Op zo’n 50 Nederlandse ambassades werken landbouwraden. Creëren van markttoegang is een van hun hoofdtaken. In gesprek met Evert Jan Krajenbrink, landbouwraad in Japan.
Pluimveevlees en eendagskuikens mogen vanuit Nederland weer naar Japan, de importban is opgeheven. Direct na de bekendmaking door de Japanse autoriteiten, begin augustus, twitterde landbouwraad Evert Jan Krajenbrink het nieuws naar zijn volgers.
“Daar was en ben ik enorm blij mee”, zegt hij een paar weken later. “Het vrijhandelsakkoord tussen Japan en de Europese Unie biedt grote mogelijkheden voor Nederlandse exporteurs. De importtarieven voor pluimveeproducten – nu nog 11,9% – gaan bijvoorbeeld vanaf begin volgend jaar stapsgewijs omlaag naar nul. Daardoor verbetert onze exportpositie op de Japanse markt. Maar dan moet de grens natuurlijk wel open zijn.”

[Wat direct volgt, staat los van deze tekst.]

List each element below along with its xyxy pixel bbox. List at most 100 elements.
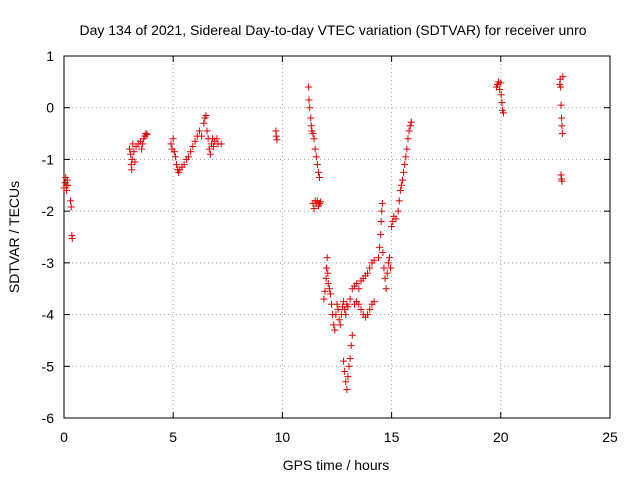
data-point [326, 290, 334, 298]
data-point [406, 122, 414, 130]
data-point [217, 140, 225, 148]
data-point [305, 83, 313, 91]
data-point [309, 130, 317, 138]
data-point [210, 143, 218, 150]
y-tick-label: -3 [42, 255, 55, 271]
data-point [67, 197, 75, 205]
data-point [310, 135, 318, 143]
data-point [557, 83, 565, 91]
data-point [392, 215, 400, 223]
data-point [370, 256, 378, 264]
data-point [305, 96, 313, 104]
data-point [200, 119, 208, 127]
y-tick-label: -2 [42, 203, 55, 219]
data-point [334, 305, 342, 313]
data-point [142, 130, 150, 138]
data-point [383, 269, 391, 277]
data-point [180, 161, 188, 169]
data-point [558, 114, 566, 122]
data-point [139, 140, 147, 148]
data-point [497, 91, 505, 99]
data-point [64, 181, 72, 189]
data-point [323, 264, 331, 272]
y-axis-label: SDTVAR / TECUs [6, 181, 22, 293]
data-point [366, 264, 374, 272]
y-tick-label: -6 [42, 410, 55, 426]
data-point [340, 357, 348, 365]
data-point [169, 135, 177, 143]
x-axis-label: GPS time / hours [283, 457, 390, 473]
points-layer [60, 73, 567, 394]
data-point [324, 280, 332, 288]
data-point [374, 254, 382, 262]
data-point [346, 295, 354, 303]
data-point [213, 135, 221, 143]
data-point [331, 326, 339, 334]
data-point [63, 176, 71, 184]
data-point [67, 203, 75, 211]
data-point [364, 311, 372, 319]
data-point [402, 153, 410, 161]
grid-layer [64, 56, 610, 418]
chart-title: Day 134 of 2021, Sidereal Day-to-day VTE… [79, 22, 586, 38]
data-point [317, 198, 325, 206]
data-point [344, 373, 352, 381]
data-point [189, 143, 197, 150]
data-point [272, 132, 280, 140]
data-point [63, 186, 71, 194]
data-point [203, 127, 211, 135]
data-point [378, 199, 386, 207]
plot-frame [63, 55, 611, 419]
data-point [355, 285, 363, 293]
data-point [325, 285, 333, 293]
data-point [314, 168, 322, 176]
data-point [330, 321, 338, 329]
data-point [403, 145, 411, 153]
data-point [355, 300, 363, 308]
data-point [394, 207, 402, 215]
data-point [405, 127, 413, 135]
data-point [357, 305, 365, 313]
data-point [336, 321, 344, 329]
data-point [377, 230, 385, 238]
data-point [397, 181, 405, 189]
data-point [559, 73, 567, 81]
data-point [558, 130, 566, 138]
data-point [345, 362, 353, 370]
ticks-layer: 0 5 10 15 20 25 -6 -5 -4 -3 -2 -1 0 1 [42, 48, 618, 445]
data-point [167, 140, 175, 148]
data-point [388, 223, 396, 231]
data-point [347, 342, 355, 350]
data-point [376, 243, 384, 251]
data-point [206, 150, 214, 158]
data-point [499, 109, 507, 117]
y-tick-label: 0 [46, 100, 54, 116]
data-point [381, 274, 389, 282]
data-point [343, 386, 351, 394]
data-point [348, 331, 356, 339]
x-tick-label: 0 [60, 429, 68, 445]
data-point [311, 145, 319, 153]
data-point [364, 269, 372, 277]
data-point [312, 153, 320, 161]
data-point [307, 114, 315, 122]
data-point [170, 148, 178, 156]
data-point [557, 101, 565, 109]
data-point [187, 148, 195, 156]
data-point [353, 280, 361, 288]
data-point [320, 295, 328, 303]
data-point [496, 86, 504, 94]
data-point [498, 99, 506, 107]
data-point [130, 148, 138, 156]
data-point [407, 118, 415, 126]
y-tick-label: 1 [46, 48, 54, 64]
data-point [377, 217, 385, 225]
data-point [138, 145, 146, 153]
data-point [396, 186, 404, 194]
data-point [342, 311, 350, 319]
data-point [344, 303, 352, 311]
x-tick-label: 20 [493, 429, 509, 445]
data-point [321, 287, 329, 295]
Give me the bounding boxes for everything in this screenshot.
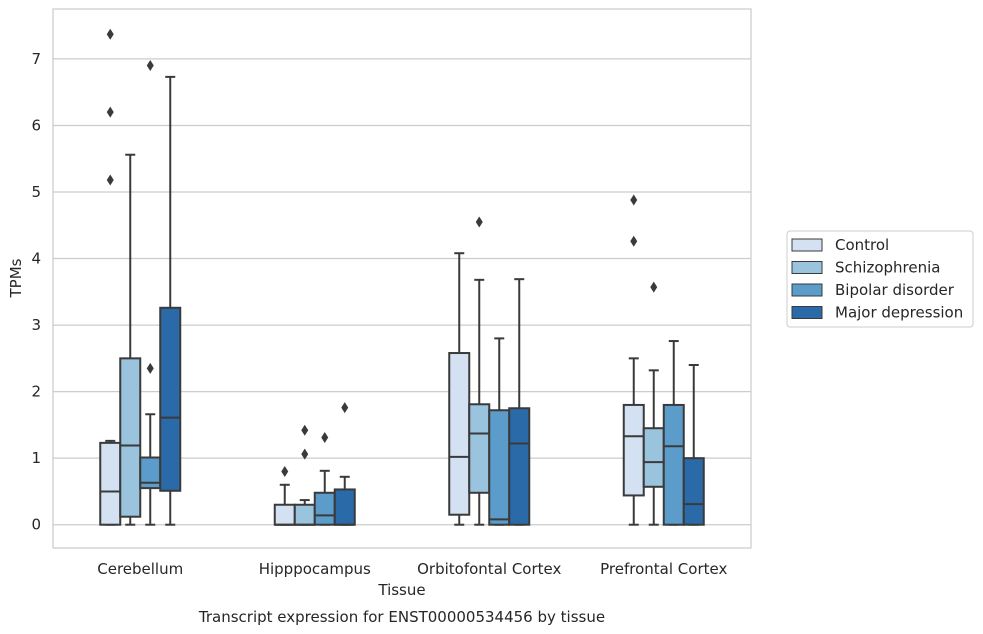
legend-swatch [791,283,823,297]
x-tick-label: Hipppocampus [259,560,371,578]
legend: Control Schizophrenia Bipolar disorder Majo… [786,230,974,328]
outlier-point [106,106,114,118]
legend-swatch [791,238,823,252]
box [682,457,705,526]
legend-label: Bipolar disorder [835,281,955,299]
outlier-point [475,216,483,228]
box [293,503,316,526]
y-tick-label: 1 [31,449,41,467]
x-tick-label: Orbitofontal Cortex [417,560,561,578]
legend-label: Schizophrenia [835,259,940,277]
box [159,306,182,492]
box [333,488,356,526]
y-tick-label: 2 [31,383,41,401]
box [448,352,471,516]
box-element [622,194,645,526]
box-element [508,278,531,526]
box [508,407,531,526]
box-element [159,75,182,526]
box [273,503,296,526]
box-element [642,281,665,526]
outlier-point [321,432,329,444]
y-tick-label: 6 [31,116,41,134]
y-tick-label: 4 [31,250,41,268]
box [99,441,122,526]
y-tick-label: 5 [31,183,41,201]
y-tick-labels: 0 1 2 3 4 5 6 7 [31,50,41,534]
x-axis-label: Tissue [377,581,425,599]
box [119,357,142,518]
legend-swatch [791,261,823,274]
legend-frame [786,230,974,328]
box-element [333,402,356,526]
category-group [99,28,182,526]
box-element [468,216,491,526]
plot-frame [52,8,752,549]
outlier-point [301,448,309,460]
x-tick-label: Prefrontal Cortex [600,560,727,578]
outlier-point [630,194,638,206]
outlier-point [650,281,658,293]
box-element [682,364,705,526]
category-group [448,216,531,526]
box-groups [99,28,705,526]
box [488,409,511,526]
box [313,491,336,526]
category-group [273,402,356,526]
box-element [662,340,685,526]
box [622,403,645,497]
outlier-point [281,465,289,477]
box-element [139,60,162,526]
y-tick-label: 0 [31,516,41,534]
box-element [99,28,122,526]
box [662,403,685,526]
outlier-point [630,235,638,247]
x-tick-labels: Cerebellum Hipppocampus Orbitofontal Corte… [97,560,727,578]
legend-label: Control [835,236,889,254]
outlier-point [146,362,154,374]
outlier-point [146,60,154,72]
outlier-point [106,174,114,186]
y-tick-label: 7 [31,50,41,68]
legend-label: Major depression [835,304,963,322]
outlier-point [341,402,349,414]
outlier-point [301,424,309,436]
box [642,427,665,488]
legend-items: Control Schizophrenia Bipolar disorder Majo… [791,236,963,322]
legend-swatch [791,306,823,319]
chart-caption: Transcript expression for ENST0000053445… [198,608,605,626]
box [468,403,491,494]
category-group [622,194,705,526]
box-element [119,153,142,526]
y-tick-label: 3 [31,316,41,334]
x-tick-label: Cerebellum [97,560,183,578]
outlier-point [106,28,114,40]
y-axis-label: TPMs [7,258,25,298]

Krajenbrink is sinds 2016 landbouwraad in Japan. Hij heeft met zijn team in Tokio de afgelopen jaren veel tijd en energie gestoken in besprekingen over export van pluimveeproducten.
Wat heeft dat opgeleverd?
“Japan is bereid om goede prijzen te betalen voor geïmporteerd voedsel, maar stelt tegelijkertijd hoge veterinaire en fytosanitaire eisen. Het land is erg bang voor veeziekten. Uitbraken van vogelgriep in Nederland hebben dan ook direct consequenties voor de export naar Japan. Het is ons gelukt om afspraken te maken over regionalisering bij uitbraken van laagpathogene vogelgriep. Sinds mei 2017 gaat de Japanse grens alleen dicht voor producten uit de regio waar de uitbraak plaatshad. Dat is een enorme vooruitgang. Uitvoer uit verreweg het grootste deel van het land kan doorgaan bij zo’n uitbraak.”
Toch was de Japanse grens afgelopen maanden potdicht.
“Klopt. Maar dat was het gevolg van een uitbraak van hoogpathogene vogelgriep in Nederland in december 2017. De grens ging onmiddellijk op slot, want hierover hebben we nog geen definitieve afspraken over regionalisering kunnen maken. We zijn daar wel mee bezig. We zitten hierover in de eindfase van de besprekingen. Maar zoals vaker bij veterinaire onderhandelingen zit ‘the devil in the detail’. Al mijn collega-landbouwraden maken hetzelfde mee.”
Wat is uw rol bij zulke besprekingen?
“Als landbouwraad fungeer ik als de voelspriet van de veterinaire experts in Nederland. Door onze contacten hier, bijvoorbeeld met medewerkers van het ministerie van Landbouw, voel ik aan wat de gevoeligheden zijn. Communicatie is vanwege taalbarrière en cultuurverschil niet altijd even makkelijk. Ook de timing van het overleg is van groot belang. Nederland is in veel landen met exportonderhandeling bezig. Hier in Japan kloppen ook veel landen op de deur. Dat betekent dat je moet weten op welk moment je het beste druk kunt uitoefenen.”
Biedt Japan perspectief voor Nederlandse export?
“Door de vergrijzing in de landbouw daalt de voedselproductie hier. Japan moet voedsel importeren. Het handelsakkoord tussen Japan en de Europese Unie treedt in januari 2019 in werking. Nederlandse landbouwexporteurs kunnen daar zeker van profiteren.”